Cela dit, je serais désormais libre comme l’air, libre et sans protection comme l’oiseau dans l’air. Il est vrai que je pourrais, d’une part, comme précaution contre d’éventuels voleurs ou meurtriers dont l’État ne me préserverait plus, me procurer un revolver sans que je sois obligé d’obtenir un permis au préalable ; mais, d’autre part et surtout, les choses seraient rendues sensiblement plus faciles et plus belles par la présence des milliers de camarades qui m’auraient rejoint dès le premier jour. Car, si le mouvement anarchiste est encore relativement faible aujourd’hui, les gens qui ne veulent pas entendre parler d’État, quel qu’il soit, ceux que j’appellerais volontiers les « anarchistes inconscients », se comptent par millions. Très vite, l’État ne serait plus constitué, grosso modo, que par les plus hauts fonctionnaires et par les propriétaires des moyens de puissance économique. Puisque plus personne, à part eux, n’aurait envie de payer ses impôts, on verrait tous ces messieurs fonctionnaires se faire entretenir par les grands propriétaires, qui auraient à supporter cette charge considérable. Ces derniers, dans un moment de colère et d’imprudence, se laisseraient sans doute entraîner à sortir de l’État, en sorte que l’État ne serait plus composé que par les hommes de gouvernement. Les messieurs propriétaires de la terre et des moyens de production en viendraient à regretter amèrement d’être sortis de l’État, car les pauvres et les non-possédants profiteraient aussitôt de l’occasion pour avoir, en toute tranquillité, une sérieuse explication avec les possédants.

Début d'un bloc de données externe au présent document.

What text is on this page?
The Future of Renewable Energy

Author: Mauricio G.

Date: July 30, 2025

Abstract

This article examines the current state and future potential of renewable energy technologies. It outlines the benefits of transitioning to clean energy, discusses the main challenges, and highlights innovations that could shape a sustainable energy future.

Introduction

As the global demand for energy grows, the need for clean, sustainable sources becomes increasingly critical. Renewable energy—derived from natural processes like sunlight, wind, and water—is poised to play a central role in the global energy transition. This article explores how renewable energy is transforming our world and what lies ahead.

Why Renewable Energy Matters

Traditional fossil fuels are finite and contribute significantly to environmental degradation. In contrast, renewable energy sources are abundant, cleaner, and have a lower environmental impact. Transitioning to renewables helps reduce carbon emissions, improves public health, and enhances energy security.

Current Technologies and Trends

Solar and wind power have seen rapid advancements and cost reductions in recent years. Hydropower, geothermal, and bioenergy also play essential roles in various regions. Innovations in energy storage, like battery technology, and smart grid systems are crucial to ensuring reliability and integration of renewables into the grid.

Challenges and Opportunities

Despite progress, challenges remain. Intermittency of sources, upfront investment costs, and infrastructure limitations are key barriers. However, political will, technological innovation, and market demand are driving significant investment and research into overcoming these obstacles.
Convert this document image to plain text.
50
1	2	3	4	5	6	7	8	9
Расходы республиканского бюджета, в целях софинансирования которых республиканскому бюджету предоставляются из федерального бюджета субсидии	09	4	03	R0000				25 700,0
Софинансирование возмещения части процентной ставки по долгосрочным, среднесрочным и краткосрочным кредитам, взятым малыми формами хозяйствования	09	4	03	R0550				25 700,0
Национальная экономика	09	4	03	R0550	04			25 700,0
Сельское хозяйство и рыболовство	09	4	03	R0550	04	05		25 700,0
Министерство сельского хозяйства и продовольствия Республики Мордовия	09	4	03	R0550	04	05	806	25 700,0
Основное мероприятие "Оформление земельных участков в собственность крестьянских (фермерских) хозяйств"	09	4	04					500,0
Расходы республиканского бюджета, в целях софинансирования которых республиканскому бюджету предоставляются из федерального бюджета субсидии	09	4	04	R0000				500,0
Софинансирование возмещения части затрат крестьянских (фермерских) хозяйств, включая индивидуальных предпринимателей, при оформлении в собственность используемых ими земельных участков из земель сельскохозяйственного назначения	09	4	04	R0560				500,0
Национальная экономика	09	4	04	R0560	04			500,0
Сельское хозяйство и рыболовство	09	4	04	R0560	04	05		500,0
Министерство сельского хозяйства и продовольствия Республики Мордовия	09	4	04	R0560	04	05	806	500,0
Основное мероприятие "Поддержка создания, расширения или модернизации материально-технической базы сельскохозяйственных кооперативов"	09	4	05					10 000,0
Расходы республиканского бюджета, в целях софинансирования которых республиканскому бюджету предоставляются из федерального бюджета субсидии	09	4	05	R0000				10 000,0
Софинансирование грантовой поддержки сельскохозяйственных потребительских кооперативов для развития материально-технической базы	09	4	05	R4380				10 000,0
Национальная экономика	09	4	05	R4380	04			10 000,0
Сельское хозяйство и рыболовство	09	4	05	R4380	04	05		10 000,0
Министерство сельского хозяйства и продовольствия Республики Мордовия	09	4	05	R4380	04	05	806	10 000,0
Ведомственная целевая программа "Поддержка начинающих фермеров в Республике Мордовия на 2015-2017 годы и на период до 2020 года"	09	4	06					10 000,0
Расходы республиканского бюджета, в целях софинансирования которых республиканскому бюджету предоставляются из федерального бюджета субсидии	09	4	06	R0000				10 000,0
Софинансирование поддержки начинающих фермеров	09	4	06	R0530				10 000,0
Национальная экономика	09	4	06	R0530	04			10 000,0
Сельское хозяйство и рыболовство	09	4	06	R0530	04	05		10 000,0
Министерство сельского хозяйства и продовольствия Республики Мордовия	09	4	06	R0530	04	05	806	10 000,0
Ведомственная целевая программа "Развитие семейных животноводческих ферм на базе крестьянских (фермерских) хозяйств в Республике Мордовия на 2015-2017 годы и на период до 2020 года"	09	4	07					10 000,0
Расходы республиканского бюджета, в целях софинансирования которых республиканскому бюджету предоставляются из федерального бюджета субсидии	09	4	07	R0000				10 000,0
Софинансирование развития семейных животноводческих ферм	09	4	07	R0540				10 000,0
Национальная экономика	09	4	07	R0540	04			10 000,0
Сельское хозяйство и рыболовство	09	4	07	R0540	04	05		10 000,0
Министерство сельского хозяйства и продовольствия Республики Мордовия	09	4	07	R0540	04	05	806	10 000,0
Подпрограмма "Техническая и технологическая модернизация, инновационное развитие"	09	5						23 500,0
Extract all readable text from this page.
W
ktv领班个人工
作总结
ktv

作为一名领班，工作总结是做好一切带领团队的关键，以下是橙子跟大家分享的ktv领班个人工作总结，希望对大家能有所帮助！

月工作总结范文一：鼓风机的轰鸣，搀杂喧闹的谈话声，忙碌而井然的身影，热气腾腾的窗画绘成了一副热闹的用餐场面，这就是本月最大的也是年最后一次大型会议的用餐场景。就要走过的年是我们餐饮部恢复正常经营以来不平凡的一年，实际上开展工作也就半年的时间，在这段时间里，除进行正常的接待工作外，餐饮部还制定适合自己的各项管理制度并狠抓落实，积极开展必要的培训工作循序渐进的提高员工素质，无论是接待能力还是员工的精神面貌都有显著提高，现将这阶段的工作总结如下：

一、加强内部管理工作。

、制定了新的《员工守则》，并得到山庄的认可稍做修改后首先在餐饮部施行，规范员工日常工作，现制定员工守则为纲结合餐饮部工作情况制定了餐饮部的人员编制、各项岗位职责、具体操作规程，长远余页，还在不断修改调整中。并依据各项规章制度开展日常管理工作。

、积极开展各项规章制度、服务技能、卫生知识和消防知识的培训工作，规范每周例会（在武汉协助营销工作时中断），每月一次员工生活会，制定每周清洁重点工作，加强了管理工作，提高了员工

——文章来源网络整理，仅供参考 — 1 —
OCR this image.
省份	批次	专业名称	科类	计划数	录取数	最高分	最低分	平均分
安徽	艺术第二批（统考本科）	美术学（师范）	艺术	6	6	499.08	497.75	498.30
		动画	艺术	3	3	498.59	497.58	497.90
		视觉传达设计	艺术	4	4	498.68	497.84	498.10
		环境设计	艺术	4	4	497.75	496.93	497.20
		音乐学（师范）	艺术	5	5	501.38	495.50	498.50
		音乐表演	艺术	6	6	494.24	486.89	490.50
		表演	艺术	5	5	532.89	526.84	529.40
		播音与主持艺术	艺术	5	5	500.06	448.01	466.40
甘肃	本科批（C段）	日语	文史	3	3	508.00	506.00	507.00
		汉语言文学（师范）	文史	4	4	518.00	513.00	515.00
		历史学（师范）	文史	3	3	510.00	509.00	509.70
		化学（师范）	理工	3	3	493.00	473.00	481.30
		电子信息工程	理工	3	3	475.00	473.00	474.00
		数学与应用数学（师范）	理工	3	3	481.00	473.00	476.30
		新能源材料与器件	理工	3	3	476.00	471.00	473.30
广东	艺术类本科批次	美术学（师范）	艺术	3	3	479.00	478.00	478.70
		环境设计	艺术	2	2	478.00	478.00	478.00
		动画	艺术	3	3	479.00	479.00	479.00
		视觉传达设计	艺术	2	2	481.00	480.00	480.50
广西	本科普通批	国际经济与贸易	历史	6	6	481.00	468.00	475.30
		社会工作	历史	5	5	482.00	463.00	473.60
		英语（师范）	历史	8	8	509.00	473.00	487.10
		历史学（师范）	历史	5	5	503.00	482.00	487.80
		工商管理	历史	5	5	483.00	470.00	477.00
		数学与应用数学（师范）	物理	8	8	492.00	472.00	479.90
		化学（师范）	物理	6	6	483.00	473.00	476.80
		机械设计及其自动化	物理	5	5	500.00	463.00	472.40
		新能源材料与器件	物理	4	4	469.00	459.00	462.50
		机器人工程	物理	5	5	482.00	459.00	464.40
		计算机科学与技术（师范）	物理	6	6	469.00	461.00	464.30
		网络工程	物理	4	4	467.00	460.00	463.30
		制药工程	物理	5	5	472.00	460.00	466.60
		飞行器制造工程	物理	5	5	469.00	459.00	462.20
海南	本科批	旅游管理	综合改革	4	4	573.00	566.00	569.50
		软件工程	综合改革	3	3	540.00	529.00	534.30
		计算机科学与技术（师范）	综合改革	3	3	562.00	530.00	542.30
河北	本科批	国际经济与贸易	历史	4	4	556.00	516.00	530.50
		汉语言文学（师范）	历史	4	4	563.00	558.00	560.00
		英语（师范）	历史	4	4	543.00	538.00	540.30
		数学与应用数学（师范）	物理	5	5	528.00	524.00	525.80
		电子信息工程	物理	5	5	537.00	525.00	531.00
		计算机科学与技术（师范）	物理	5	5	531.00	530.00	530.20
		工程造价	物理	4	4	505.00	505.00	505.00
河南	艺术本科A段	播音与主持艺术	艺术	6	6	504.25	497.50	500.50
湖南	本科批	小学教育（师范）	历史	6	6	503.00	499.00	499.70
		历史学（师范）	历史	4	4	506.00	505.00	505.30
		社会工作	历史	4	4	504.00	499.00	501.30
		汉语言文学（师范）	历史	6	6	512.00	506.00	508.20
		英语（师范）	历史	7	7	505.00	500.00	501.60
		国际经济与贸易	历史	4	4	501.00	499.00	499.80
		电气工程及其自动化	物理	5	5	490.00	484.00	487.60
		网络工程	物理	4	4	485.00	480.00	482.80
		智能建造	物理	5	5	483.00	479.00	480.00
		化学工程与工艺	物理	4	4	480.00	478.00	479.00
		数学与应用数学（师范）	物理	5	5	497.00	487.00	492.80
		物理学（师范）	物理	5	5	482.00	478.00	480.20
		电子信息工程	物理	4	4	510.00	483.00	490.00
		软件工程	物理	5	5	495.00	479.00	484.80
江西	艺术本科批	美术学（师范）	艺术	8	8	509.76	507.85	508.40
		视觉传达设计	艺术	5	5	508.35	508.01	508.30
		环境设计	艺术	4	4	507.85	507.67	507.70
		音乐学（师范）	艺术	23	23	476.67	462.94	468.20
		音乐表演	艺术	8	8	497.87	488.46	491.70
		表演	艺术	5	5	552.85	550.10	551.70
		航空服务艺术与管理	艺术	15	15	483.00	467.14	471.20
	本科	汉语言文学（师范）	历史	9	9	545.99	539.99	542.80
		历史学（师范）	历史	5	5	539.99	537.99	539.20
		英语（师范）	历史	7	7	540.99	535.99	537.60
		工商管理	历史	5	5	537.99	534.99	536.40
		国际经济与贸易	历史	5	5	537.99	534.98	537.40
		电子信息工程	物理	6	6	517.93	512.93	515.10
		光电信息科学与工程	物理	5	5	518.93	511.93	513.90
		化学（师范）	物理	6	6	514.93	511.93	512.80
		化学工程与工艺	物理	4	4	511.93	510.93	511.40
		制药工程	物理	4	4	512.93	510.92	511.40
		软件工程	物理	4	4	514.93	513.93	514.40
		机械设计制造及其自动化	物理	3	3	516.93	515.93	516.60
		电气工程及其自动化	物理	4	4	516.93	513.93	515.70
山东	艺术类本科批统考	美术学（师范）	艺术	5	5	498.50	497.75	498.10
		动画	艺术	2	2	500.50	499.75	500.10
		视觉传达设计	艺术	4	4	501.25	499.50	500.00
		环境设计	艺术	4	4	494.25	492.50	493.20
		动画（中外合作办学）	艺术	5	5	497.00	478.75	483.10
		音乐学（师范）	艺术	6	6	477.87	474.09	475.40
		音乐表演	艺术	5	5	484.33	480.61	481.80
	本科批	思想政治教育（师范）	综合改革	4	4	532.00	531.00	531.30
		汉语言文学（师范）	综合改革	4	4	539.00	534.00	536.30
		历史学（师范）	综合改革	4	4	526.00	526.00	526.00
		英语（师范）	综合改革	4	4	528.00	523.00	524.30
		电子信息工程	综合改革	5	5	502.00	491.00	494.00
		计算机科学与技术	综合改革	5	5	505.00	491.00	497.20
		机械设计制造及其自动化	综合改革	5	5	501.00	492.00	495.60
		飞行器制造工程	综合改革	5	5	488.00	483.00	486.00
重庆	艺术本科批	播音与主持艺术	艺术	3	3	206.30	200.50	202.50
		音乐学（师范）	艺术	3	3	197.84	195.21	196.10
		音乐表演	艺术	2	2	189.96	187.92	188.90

J’emploie finalement la plaisanterie, ce qui est presque une nécessité quand on avance une proposition dont on sait qu’elle ne se réalisera jamais. Mais cela nous conduit tout de même à des considérations sérieuses. Si l’État se plaçait sur la base de la libre entente, il pourrait conserver une grande partie de ses lois et de ses dispositions pour tous les hommes qui ne déclareraient pas formellement qu’ils sortent de l’État. Ainsi, il pourrait par exemple protéger la propriété privée de ses membres et empêcher quiconque voudrait la violer. Supposons qu’un individu, qui aurait fui l’État en en sortant, porte atteinte à la propriété d’un ressortissant de l’État, l’État pourrait le considérer comme un ennemi extérieur et pourrait, en cas de capture, appliquer contre lui les dispositions particulièrement sévères d’un code pénal qui aurait été spécialement conçu à cet effet. Mais ce que je voudrais surtout faire remarquer, c’est que toute une série de dispositions juridiques, aujourd’hui en vigueur, seraient condamnées à disparaître, même en ce qui concerne les ressortissants de l’État, si l’État se plaçait sur le terrain du libre contrat. Il n’aurait plus que le droit de s’immiscer dans les affaires concernant l’ensemble de ses membres volontaires. Il devrait renoncer à s’occuper des rapports et des relations que les individus décideraient d’avoir entre eux, sans qu’ils gênent les autres.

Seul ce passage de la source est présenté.